The rather obvious point: As Alvin Toffler said in his 1960s best-selling book, Future Shock, we must learn how to learn better, think better, and relate better—or existing problems will become insurmountable, making the future bleak. The self-perpetuating cycle of underdeveloping skills and developing and reinforcing bad habits must be broken. And that cycle can only be broken successfully by starting with today’s young. So, from childhood on, people must learn, practice, and reinforce more insightful self-awareness and better personal motivation, learning, thinking, interpersonal, and communication skills, methods, practices, and habits. Period.
What’s so unique and special about this book? It integrates all the basic and even advanced concepts, models, methods, and practices into a step-by-step, building block system that (a) promotes and enables mutual, synergistic complementarity and reinforcement among self-awareness, personal motivation, thinking (i.e., problem solving and decision making), learning, interpersonal relations, communication, behavior modification, and time management, (b) presents one basic but adaptable methodology for all of them—instead of having to learn a different methodology for each (as occurs now), and (c) enables teens and adults to better structure their own motivation, learning, thinking, interpersonal, communication, and behavior modification processes. Furthermore, Chapter 1 anticipates and describes a “mind-technology spiral” and explains why the mind is the ultimate weapon for war, instrument for peace, and instrument for..... everything that needs solving or doing far better in this complex, problem-riddled world. Consider for a moment how impactful this book could be—e.g., how many complex, knotty problems could be solved by people who can (a) learn more and learn it better, and (b) analyze situations, plan, make decisions, and solve problems more effectively. The ripple effect and overall impact could (can) be absolutely phenomenal—by accelerating interactive technological advances and reducing ignorance, hunger, poverty, bigotry, global warming, and even international hostilities!
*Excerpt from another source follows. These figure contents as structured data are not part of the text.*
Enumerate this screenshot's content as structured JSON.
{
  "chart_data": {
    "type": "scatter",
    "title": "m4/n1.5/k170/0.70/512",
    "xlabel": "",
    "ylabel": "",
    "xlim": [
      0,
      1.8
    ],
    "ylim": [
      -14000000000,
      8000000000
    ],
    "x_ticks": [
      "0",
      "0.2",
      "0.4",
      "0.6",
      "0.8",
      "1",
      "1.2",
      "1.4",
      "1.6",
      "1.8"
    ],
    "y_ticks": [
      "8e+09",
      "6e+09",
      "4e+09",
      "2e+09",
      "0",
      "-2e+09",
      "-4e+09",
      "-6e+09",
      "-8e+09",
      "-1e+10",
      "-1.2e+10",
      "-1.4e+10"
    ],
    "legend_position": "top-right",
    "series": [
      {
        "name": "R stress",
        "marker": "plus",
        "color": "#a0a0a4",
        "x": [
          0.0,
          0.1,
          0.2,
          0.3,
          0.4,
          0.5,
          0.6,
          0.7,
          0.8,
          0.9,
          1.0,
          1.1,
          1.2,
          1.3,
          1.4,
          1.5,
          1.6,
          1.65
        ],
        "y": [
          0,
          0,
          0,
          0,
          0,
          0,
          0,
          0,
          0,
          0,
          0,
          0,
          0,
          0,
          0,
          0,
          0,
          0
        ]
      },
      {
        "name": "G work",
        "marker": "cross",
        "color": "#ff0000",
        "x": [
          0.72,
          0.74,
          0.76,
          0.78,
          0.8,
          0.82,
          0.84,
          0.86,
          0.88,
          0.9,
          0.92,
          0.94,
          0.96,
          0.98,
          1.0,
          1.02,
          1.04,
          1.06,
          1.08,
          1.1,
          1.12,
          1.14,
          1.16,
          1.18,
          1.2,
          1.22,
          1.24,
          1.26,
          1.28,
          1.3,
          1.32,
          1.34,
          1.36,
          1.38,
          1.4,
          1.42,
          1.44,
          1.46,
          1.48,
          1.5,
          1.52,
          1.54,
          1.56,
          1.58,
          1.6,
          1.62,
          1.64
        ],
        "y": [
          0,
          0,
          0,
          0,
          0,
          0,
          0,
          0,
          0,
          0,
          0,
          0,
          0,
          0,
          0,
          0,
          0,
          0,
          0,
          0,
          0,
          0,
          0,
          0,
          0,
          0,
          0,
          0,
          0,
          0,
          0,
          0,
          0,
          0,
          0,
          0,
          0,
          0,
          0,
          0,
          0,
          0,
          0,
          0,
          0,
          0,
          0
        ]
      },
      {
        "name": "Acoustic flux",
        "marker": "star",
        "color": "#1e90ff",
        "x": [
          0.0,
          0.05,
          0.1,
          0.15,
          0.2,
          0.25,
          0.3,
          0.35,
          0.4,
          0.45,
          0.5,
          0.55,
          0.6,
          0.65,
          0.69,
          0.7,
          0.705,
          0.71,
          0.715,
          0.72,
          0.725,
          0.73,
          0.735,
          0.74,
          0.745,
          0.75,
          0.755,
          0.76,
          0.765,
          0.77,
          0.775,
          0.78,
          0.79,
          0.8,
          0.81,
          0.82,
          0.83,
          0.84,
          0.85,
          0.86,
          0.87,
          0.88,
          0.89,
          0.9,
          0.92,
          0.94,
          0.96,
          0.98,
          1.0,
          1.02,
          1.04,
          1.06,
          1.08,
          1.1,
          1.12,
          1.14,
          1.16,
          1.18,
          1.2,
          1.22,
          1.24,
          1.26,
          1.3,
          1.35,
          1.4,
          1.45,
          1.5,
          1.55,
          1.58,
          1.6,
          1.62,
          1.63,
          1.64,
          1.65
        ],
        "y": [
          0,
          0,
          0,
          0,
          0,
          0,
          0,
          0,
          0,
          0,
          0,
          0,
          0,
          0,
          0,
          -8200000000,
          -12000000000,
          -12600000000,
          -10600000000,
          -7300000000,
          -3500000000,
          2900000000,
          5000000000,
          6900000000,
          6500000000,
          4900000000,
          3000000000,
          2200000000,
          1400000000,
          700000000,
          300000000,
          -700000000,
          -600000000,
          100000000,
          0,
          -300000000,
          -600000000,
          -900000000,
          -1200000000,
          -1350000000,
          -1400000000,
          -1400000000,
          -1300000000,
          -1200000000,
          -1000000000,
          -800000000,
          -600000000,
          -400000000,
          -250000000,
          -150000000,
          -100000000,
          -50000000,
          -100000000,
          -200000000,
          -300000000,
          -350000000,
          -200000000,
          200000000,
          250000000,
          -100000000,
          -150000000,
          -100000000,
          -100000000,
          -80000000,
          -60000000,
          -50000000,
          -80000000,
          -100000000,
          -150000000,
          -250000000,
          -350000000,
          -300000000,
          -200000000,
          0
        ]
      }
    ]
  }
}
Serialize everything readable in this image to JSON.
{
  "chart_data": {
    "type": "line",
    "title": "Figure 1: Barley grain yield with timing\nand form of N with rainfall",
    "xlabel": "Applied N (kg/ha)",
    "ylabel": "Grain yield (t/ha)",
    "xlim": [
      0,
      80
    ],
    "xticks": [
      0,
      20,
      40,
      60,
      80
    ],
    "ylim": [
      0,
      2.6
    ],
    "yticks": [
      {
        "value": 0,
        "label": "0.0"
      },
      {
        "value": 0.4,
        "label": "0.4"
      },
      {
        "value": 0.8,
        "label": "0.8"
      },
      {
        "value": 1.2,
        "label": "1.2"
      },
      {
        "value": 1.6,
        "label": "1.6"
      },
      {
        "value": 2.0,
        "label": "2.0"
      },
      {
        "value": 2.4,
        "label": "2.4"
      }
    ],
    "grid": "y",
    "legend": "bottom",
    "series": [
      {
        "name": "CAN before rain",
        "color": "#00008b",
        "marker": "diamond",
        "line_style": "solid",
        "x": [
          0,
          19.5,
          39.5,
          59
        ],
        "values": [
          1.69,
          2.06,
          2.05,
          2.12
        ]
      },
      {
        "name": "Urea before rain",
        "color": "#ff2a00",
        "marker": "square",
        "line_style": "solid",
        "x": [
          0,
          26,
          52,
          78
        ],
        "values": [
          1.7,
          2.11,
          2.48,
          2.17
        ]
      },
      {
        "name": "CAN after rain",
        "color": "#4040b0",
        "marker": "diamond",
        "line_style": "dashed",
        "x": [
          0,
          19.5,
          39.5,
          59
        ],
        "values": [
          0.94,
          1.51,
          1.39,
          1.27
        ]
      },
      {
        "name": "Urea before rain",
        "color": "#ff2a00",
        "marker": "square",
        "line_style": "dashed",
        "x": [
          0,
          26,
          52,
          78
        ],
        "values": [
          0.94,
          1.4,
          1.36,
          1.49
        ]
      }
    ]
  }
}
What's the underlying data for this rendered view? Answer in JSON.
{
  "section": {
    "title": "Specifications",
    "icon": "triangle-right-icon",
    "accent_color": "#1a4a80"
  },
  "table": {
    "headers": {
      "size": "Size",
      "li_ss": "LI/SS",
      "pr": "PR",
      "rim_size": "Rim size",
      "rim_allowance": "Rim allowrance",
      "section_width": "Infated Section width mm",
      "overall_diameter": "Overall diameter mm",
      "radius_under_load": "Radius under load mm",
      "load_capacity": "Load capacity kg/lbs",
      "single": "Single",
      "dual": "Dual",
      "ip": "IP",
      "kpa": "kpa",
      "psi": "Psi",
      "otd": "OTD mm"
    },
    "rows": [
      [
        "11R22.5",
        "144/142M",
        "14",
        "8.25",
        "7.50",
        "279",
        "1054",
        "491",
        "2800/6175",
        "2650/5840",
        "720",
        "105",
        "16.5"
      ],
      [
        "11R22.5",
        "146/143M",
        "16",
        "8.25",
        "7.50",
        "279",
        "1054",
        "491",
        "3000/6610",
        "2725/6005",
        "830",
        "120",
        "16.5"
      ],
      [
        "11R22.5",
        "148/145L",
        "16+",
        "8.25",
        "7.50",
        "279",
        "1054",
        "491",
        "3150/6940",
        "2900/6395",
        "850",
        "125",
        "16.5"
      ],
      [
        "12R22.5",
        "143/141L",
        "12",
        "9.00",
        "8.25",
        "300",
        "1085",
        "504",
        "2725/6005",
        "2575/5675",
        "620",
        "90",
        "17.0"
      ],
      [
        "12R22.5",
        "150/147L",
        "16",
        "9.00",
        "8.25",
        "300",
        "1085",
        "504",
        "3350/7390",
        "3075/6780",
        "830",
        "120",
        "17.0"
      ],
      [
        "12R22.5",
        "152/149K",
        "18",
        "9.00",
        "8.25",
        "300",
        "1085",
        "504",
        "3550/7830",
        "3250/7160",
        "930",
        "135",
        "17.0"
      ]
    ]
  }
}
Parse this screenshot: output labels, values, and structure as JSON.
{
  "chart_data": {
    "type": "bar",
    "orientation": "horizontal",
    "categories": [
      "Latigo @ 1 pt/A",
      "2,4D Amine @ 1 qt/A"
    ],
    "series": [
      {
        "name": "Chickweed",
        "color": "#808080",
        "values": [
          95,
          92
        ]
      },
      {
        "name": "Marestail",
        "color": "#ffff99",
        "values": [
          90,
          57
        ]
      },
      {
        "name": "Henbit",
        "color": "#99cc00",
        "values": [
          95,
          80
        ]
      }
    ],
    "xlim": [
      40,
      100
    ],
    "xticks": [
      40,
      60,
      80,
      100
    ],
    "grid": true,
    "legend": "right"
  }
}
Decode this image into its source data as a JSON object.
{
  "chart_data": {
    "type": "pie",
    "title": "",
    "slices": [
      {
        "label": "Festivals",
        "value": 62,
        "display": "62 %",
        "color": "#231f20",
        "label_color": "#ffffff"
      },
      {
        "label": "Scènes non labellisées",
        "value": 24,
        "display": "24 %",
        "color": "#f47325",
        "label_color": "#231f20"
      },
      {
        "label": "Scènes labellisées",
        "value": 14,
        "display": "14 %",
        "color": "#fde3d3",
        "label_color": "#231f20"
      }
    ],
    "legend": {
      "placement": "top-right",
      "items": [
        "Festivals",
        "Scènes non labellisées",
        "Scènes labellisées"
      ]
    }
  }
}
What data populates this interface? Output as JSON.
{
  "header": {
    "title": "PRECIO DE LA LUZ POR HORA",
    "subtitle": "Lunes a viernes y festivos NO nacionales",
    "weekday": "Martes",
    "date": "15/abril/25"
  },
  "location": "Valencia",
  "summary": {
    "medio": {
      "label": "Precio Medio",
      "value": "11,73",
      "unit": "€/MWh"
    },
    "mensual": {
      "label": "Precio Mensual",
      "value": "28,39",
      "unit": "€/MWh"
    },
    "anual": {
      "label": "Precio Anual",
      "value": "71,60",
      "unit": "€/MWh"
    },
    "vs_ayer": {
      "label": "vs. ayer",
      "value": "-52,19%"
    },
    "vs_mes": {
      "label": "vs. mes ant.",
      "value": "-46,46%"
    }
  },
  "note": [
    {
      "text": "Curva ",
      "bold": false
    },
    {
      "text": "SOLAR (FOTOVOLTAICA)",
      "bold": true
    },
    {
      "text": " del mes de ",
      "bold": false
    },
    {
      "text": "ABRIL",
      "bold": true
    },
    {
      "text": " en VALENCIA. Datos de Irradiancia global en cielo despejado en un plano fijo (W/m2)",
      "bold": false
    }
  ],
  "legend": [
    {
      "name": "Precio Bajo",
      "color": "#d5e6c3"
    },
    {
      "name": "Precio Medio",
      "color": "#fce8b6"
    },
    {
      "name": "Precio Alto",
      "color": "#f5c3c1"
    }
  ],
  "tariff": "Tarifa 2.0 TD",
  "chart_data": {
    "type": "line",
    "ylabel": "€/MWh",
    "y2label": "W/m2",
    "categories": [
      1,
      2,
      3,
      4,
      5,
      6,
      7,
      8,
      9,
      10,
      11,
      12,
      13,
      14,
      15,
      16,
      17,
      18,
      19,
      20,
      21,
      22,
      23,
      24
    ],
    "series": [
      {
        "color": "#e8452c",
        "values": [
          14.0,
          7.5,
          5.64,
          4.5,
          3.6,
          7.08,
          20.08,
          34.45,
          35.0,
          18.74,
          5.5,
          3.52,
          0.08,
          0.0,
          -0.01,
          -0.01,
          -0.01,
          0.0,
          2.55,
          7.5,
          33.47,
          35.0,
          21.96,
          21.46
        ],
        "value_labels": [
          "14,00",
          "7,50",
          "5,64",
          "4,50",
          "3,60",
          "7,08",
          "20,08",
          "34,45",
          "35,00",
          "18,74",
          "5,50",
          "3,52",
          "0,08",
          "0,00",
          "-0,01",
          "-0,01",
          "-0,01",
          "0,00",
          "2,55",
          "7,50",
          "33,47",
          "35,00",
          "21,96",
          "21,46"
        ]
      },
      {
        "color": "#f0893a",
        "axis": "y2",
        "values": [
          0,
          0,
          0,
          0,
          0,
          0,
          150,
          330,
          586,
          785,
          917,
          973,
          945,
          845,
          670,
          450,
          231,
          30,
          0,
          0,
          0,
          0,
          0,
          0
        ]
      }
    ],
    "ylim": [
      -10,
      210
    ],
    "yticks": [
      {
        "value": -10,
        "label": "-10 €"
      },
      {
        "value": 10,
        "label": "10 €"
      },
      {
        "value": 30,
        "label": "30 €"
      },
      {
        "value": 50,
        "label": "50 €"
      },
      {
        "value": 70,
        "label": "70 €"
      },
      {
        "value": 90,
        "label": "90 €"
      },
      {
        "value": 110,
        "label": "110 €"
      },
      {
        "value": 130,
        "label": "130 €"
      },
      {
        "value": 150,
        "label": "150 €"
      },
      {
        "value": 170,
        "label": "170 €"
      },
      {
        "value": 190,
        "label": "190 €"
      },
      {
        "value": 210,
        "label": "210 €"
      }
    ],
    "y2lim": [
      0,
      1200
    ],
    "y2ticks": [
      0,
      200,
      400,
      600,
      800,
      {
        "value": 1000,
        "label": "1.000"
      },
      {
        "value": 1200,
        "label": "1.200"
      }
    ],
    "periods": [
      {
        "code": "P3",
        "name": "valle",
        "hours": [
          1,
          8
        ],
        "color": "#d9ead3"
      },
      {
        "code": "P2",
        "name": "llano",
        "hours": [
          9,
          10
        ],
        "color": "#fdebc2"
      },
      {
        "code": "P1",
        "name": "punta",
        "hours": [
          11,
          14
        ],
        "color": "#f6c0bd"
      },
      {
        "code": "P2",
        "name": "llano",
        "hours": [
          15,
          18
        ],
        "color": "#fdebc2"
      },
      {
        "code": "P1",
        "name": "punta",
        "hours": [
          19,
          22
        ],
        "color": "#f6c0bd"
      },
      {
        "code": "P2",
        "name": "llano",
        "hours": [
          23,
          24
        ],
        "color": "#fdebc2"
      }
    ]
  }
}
Again, the manual is largely for students in grades 9 through 12, who would take an instructed course—perhaps with at least one parent, who learns the principles, methods, and tools so that he or she can (a) help teach the student, (b) set a good example for the student to follow, and (c) reinforce the student's learning at home. It is also written for self-improvers and the many people who are not coping very well with life’s trials and tribulations—or even opportunities.
To make the book easier for teens to study, and realizing that many if not most will simply skim it rather than reading it carefully, I purposefully underlined major points so that students would at least focus on and absorb them. In addition, there are 100 figures, tables, and exhibits that visually communicate major concepts, methods, and practices so that they will better “sink in.”